Database Structure

As was mentioned in the introduction, the process is split into four phases:

Extracting the information about each crate.
Merging the information into a single database.
Running queries over the database.
Analysing the query results.

This design was motivated by the fact that the extraction phase is time consuming (can take up to a week for the entire crates.io) and depends on internal compiler APIs that are unstable and change often: we decided to make the extractor as minimal as possible and handle the main workload in the later phases. This is also reflected in the Datalog database schema by splitting into two parts:

database/src/schema.dl – core data, which is generated by the extractor. Modifications made to this file require rerunning the extractor.
database/src/derived.dl – derived data, or, in other words, data computed by the queries and stored in the database so that it can be reused by other queries.

The following subsections present how the data is stored in the database and present some of the most important derived queries.

Database Format

The database is inspired by Nicholas D. Matsakis blog post in which he suggested to make the Rust compiler to output Datalog which then could be used to write interesting queries. schema.dl defines three kinds of elements:

Types – we decided to use a strongly typed variant of Datalog; therefore, most elements have unique types.
Interning tables – we use them for two main reasons:
1. To reduce the memory requirements by replacing complex objects such as strings with unique integers and using them instead.
2. To map a specific type such as Package to a generic type such as InternedString.
Datalog relations – that similarly to SQL tables capture the relational information between program elements.

derived.dl can define additional relations.

From schema.dl and derived.dl, a procedural macro generates the code that manages the database. Most importantly, it generates the Tables object that is used by the extractor to store the extracted data and the Loader object that is used by the queries to load the data.

Fundamental Derived Queries

While, in theory, the core schema should be self-contained, the fact that changes to it require rerunning the extractor made us to put some of the fundamental relations to derived.dl. The most important of such relations is selected_builds and many other selected_* relations that are derived from it. To understand the purpose of the selected_builds relation, we need first to explain the differences between packages, crates, and builds:

Packages are archives stored on crates.io. Packages have versions and their names are unique within a registry. A single package can define one or more crate. Packages can also define feature flags that allow customizing compilation by, for example, including some functions only if the specific feature is enabled.
A crate is a unit of compilation. A crate needs to have a unique name within a package, but its name is not guaranteed to be unique within a package registry (for example, we found 50 crates named main in our dataset).
A build is a crate from a specific version of a package compiled with the specific configuration flags.

When compiling all packages from crates.io, we often have multiple builds coming from the same crate. For example, this could happen when two packages A and B depends on different versions (or with different features) of the third package C. If we used all these builds in our analysis, we would get skewed results because the packages that have many versions and more feature flags would be included more times.
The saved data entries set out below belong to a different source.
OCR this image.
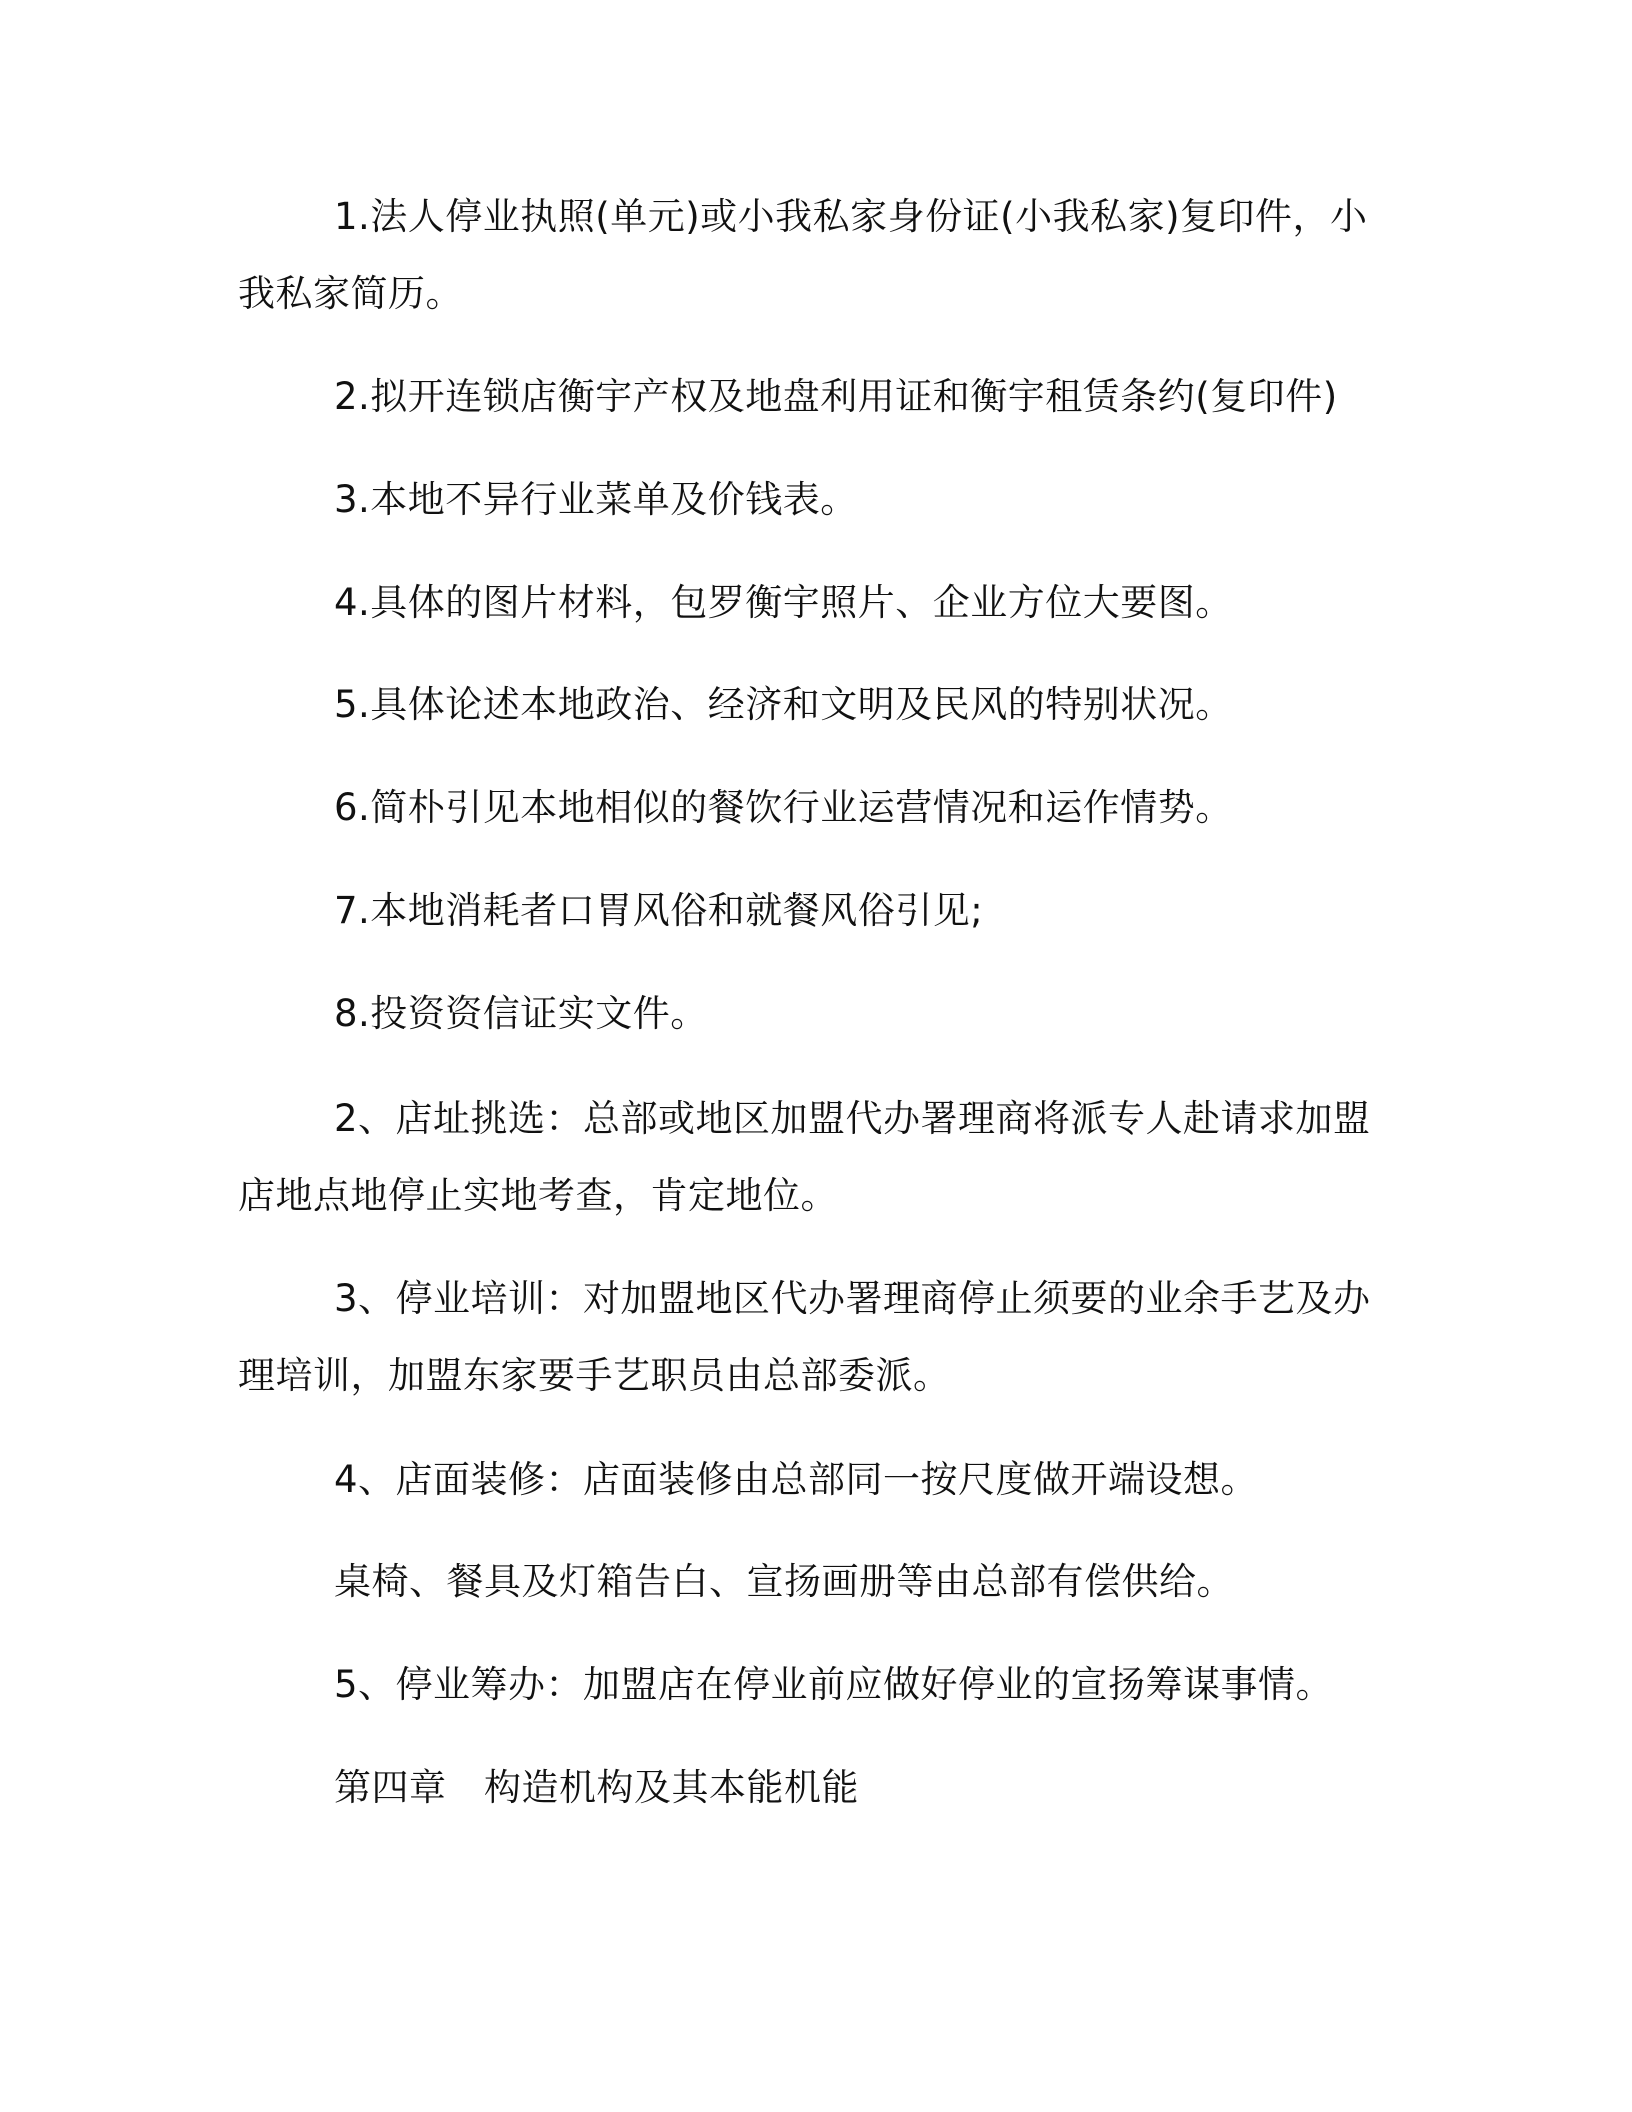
1.法人停业执照(单元)或小我私家身份证(小我私家)复印件，小我私家简历。

2.拟开连锁店衡宇产权及地盘利用证和衡宇租赁条约(复印件)

3.本地不异行业菜单及价钱表。

4.具体的图片材料，包罗衡宇照片、企业方位大要图。

5.具体论述本地政治、经济和文明及民风的特别状况。

6.简朴引见本地相似的餐饮行业运营情况和运作情势。

7.本地消耗者口胃风俗和就餐风俗引见;

8.投资资信证实文件。

2、店址挑选：总部或地区加盟代办署理商将派专人赴请求加盟店地点地停止实地考查，肯定地位。

3、停业培训：对加盟地区代办署理商停止须要的业余手艺及办理培训，加盟东家要手艺职员由总部委派。

4、店面装修：店面装修由总部同一按尺度做开端设想。

桌椅、餐具及灯箱告白、宣扬画册等由总部有偿供给。

5、停业筹办：加盟店在停业前应做好停业的宣扬筹谋事情。

第四章　构造机构及其本能机能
Therefore, we defined a relation selected_builds that contains only a single build for each crate. The build is chosen by picking a build from the package version that is specified in CrateList.json. If there are more than one such build (for example, because of different feature flags), we choose the first one in the iteration order (basically at random). We also remove from selected_builds all builds from crates whose names start with build_script_ because they are results of compiling the build.rs files.